Dr Shaiub said that the NPHCDA had also articulated a 4-point agenda for the repositioning of the PHCs to ensure the attainment of UHC.
“As part of this agenda, the country discussed the need to close the gaps in the adequacy and distribution of human resources for health at the primary healthcare level.
“To be guided by evidence, they followed this with a national health facility assessment in 2022.
“Findings from the assessment revealed that only 1.8 per cent (463 out of 25,843) Primary Health Care facilities in the country have the minimum number of required Skilled Birth Attendants (SBA), which is four per facility.
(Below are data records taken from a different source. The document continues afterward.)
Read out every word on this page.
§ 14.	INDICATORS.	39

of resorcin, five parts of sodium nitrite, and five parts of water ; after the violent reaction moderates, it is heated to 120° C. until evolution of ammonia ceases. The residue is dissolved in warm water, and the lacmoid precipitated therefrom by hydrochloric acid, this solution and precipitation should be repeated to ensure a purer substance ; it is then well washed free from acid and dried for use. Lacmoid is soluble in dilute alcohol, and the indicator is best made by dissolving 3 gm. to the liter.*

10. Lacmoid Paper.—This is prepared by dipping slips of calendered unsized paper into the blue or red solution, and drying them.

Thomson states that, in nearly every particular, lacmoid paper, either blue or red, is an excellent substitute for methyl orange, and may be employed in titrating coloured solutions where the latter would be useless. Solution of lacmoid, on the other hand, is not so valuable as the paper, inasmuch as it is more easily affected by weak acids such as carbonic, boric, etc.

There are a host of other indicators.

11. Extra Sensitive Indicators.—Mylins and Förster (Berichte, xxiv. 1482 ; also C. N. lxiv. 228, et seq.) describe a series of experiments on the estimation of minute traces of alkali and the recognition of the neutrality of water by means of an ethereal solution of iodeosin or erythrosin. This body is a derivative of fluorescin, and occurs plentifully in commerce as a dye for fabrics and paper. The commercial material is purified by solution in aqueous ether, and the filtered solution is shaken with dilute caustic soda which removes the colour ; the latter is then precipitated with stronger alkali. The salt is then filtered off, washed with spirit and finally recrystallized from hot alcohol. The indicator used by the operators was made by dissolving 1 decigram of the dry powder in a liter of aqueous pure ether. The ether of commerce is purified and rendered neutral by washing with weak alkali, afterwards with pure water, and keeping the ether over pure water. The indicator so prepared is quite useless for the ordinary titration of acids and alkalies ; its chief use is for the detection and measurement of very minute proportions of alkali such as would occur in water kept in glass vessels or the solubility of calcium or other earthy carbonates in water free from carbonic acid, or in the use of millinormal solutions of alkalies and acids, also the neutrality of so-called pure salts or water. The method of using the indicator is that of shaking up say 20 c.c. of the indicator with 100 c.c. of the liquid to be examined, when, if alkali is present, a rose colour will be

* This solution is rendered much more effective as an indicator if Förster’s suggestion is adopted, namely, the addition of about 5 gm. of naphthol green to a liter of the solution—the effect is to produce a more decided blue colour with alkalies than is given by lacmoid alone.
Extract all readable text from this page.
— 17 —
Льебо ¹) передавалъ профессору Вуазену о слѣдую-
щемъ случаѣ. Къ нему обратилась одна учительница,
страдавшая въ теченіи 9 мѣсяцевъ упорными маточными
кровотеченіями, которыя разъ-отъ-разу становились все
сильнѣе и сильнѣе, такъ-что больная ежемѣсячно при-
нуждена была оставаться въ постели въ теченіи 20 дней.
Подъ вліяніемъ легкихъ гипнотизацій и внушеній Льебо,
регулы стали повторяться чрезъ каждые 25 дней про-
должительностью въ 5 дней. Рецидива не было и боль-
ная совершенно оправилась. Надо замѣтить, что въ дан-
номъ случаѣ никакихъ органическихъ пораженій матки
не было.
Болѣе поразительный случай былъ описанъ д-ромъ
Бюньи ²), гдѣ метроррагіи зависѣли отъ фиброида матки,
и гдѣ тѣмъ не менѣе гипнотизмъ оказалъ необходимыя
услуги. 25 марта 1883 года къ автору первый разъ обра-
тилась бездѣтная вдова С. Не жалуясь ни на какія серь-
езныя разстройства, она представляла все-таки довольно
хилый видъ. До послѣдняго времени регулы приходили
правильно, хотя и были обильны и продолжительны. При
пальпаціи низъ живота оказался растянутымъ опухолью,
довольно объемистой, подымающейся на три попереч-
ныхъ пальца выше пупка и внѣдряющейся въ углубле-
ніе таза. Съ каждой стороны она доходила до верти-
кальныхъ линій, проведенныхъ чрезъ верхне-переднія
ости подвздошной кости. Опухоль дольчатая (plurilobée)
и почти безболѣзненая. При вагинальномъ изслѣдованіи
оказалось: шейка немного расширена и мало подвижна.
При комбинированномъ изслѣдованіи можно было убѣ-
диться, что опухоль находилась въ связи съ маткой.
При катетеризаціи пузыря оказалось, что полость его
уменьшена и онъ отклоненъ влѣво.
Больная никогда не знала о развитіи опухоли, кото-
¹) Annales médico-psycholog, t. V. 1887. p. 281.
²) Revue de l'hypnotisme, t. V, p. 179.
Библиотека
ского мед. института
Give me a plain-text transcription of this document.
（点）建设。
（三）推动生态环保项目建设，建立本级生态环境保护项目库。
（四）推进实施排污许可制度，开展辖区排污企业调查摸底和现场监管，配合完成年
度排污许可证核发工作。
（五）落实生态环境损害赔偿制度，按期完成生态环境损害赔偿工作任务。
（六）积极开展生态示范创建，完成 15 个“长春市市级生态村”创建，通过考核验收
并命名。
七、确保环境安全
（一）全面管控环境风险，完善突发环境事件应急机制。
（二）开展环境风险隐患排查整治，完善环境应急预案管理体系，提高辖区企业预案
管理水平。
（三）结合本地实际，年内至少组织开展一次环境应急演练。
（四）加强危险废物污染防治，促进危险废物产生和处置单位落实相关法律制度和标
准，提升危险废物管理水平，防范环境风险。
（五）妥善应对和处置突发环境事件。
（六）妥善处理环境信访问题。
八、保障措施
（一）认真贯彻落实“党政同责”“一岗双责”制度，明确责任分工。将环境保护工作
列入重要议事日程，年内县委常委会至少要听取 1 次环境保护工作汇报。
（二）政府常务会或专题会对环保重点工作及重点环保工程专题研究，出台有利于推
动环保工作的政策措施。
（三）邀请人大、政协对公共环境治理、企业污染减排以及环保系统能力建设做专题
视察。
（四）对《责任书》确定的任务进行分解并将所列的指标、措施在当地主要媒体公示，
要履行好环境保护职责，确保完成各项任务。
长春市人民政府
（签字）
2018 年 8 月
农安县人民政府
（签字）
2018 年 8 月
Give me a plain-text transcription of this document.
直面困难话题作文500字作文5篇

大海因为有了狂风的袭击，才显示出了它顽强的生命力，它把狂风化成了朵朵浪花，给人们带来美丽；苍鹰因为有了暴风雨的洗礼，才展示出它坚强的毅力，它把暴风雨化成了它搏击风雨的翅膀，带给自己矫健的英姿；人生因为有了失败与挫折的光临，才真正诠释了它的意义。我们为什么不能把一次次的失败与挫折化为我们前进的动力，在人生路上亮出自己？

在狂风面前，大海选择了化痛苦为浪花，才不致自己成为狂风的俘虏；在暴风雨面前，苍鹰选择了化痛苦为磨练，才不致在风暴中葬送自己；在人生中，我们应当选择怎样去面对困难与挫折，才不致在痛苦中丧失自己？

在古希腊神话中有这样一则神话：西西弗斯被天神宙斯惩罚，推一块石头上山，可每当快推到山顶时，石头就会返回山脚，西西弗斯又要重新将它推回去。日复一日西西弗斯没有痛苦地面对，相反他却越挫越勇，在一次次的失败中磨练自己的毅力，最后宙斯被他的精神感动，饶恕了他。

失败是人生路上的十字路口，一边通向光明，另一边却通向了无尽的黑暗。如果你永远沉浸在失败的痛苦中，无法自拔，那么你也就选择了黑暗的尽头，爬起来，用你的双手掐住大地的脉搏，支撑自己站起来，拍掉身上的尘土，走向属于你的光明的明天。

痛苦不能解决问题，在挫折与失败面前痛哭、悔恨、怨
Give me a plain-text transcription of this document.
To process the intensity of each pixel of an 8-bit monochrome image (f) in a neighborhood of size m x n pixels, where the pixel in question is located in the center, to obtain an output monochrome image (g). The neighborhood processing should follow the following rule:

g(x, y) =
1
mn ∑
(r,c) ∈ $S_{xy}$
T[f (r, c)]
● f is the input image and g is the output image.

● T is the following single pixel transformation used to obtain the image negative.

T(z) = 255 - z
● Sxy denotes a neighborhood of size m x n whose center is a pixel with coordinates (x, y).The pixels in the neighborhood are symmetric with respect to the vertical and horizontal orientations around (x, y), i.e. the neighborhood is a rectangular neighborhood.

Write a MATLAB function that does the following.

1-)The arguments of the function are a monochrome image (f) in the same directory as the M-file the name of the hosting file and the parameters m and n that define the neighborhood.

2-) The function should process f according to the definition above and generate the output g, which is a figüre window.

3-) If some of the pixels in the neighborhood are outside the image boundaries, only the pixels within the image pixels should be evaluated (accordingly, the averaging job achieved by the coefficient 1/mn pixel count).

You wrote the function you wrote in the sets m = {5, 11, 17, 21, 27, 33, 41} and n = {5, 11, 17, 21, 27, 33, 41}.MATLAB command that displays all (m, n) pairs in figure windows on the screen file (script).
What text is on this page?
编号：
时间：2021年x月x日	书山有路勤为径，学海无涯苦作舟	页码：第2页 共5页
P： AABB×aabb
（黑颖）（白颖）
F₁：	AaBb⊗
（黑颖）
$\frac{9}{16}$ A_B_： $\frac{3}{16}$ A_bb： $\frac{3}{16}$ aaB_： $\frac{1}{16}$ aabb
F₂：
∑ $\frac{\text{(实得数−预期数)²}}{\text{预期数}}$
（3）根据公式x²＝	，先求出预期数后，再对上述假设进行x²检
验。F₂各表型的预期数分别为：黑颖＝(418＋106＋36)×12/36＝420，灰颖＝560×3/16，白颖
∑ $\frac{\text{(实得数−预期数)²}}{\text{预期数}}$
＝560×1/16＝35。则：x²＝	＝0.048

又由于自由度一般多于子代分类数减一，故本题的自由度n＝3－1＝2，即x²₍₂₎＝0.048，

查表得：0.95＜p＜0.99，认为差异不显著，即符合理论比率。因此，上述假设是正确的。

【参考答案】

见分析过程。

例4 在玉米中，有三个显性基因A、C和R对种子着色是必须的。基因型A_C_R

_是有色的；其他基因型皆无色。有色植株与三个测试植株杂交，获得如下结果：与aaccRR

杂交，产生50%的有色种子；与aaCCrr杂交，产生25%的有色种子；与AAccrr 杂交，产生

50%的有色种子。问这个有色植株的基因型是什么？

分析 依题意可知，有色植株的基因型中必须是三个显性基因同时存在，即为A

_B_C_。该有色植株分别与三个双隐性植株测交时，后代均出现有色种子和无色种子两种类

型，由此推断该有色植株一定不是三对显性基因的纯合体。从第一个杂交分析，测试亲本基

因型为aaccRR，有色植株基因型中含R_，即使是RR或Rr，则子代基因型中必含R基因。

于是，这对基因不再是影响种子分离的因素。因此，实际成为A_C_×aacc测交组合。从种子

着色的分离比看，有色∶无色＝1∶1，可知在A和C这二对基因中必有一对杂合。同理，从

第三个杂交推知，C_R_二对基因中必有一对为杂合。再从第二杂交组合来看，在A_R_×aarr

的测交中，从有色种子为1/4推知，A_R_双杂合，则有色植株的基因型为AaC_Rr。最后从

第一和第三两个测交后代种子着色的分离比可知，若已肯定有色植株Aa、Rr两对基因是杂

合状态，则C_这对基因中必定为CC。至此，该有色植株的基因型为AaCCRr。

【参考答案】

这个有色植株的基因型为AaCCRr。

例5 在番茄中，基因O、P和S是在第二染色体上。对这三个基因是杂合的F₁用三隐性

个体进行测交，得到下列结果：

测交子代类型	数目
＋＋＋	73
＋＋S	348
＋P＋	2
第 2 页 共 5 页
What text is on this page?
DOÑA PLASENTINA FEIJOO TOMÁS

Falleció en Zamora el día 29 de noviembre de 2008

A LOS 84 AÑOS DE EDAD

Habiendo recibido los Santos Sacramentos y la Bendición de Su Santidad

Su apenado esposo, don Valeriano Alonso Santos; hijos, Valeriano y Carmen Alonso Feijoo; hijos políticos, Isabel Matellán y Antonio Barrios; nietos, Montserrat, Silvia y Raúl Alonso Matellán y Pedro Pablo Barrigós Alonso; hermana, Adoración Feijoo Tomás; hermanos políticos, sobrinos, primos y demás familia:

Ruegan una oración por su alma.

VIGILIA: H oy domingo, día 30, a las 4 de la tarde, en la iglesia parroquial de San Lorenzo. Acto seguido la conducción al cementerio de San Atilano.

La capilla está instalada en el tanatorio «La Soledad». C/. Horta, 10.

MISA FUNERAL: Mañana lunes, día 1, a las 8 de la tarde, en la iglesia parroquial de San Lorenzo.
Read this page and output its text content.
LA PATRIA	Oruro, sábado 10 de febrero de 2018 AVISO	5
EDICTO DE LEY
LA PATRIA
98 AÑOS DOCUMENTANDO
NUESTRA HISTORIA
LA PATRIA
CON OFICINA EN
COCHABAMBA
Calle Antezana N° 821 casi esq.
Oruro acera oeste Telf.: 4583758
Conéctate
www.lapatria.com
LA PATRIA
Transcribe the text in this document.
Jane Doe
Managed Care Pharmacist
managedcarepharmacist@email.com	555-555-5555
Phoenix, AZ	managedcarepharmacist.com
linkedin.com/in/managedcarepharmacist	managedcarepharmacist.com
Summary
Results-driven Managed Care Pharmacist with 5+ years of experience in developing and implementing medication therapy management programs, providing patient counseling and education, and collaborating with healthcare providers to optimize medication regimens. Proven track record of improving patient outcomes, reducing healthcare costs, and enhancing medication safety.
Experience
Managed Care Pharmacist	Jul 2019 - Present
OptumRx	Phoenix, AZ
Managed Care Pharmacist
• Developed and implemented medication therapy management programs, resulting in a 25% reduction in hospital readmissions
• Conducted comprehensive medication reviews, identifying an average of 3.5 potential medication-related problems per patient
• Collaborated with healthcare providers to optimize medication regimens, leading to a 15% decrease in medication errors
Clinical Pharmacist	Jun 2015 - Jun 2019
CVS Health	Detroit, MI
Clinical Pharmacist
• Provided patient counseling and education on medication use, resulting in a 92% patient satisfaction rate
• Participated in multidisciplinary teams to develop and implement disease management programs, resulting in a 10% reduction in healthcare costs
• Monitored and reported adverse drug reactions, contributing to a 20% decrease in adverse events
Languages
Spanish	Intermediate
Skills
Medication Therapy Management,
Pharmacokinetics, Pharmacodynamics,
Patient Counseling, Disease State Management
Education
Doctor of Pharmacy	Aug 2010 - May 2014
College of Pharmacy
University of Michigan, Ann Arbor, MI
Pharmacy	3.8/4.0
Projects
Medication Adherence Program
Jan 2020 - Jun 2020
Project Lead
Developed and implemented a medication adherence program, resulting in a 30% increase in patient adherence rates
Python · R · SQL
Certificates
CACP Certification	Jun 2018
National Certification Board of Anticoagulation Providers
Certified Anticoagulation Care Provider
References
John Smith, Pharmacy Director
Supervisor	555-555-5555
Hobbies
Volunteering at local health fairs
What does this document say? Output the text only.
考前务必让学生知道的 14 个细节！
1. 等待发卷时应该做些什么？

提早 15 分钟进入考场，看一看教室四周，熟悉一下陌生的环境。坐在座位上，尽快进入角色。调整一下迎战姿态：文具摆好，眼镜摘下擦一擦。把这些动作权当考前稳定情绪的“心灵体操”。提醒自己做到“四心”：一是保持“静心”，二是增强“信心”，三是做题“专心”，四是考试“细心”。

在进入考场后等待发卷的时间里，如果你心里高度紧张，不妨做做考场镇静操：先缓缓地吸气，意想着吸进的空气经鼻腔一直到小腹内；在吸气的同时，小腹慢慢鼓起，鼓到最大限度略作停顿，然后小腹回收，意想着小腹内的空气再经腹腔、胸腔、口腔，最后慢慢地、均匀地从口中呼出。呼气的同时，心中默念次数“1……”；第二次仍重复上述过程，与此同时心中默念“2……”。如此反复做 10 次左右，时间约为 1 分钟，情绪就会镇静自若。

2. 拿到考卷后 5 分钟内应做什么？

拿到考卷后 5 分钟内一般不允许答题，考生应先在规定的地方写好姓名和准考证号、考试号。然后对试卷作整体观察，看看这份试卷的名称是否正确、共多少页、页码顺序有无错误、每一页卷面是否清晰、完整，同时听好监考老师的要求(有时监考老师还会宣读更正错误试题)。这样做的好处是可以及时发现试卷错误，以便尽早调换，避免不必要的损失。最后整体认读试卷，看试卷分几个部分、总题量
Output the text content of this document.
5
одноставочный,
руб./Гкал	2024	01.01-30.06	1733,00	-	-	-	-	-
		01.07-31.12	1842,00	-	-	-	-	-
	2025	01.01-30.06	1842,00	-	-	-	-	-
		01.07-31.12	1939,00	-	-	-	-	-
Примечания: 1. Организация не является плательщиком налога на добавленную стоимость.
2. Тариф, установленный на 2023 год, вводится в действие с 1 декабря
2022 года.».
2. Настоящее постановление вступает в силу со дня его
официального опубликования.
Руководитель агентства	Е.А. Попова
“Aside from gross inadequacy, there is the problem of unequal distribution of available SBAs in the PHC facilities across the country.”
Shuaib therefore said that CRISP would be implemented in partnership with Teaching Hospitals, Federal Medical Centres, NPHCDA, State Primary Health Care Boards, Local Government Health Authorities and the communities to support primary healthcare development.
“The intervention specifically focuses on increasing, retaining and improving the quality, adequacy, competency, and distribution of a committed multidisciplinary primary health care workforce.
“This includes facility outreach and community-based health workers supported through effective management supervision and appropriate compensation.
“CRISP aims to leverage the rural posting of Resident Doctors from teaching hospitals to boost and guarantee the quality of care at the PHC level through their active involvement in primary health service delivery.
“This is targeted at improving reproductive, maternal, newborn, Child and Adolescent Health, amongst other health services within the benefiting communities,” he explained.
In addition, the NPHCDA boss said Skilled Birth Attendants, Medical Doctors, Midwives, Nurses, and Community Health Extension Workers trained in management of emergencies, would be recruited and deployed to priority PHC facilities nationwide.
He however said primary health care centres have remained unattractive to skilled health workers who prefer to be stationed in urban secondary and tertiary health facilities.
Shuaib said in spite of that, the government will strengthen the centres because they have proved to be strategic in reducing maternal and new-born mortality in low and middle-income countries, including Nigeria.
He assured that the CRISP initiative would address the problem by operating at a scale involving Teaching Hospitals and Federal Medical Centres across the country.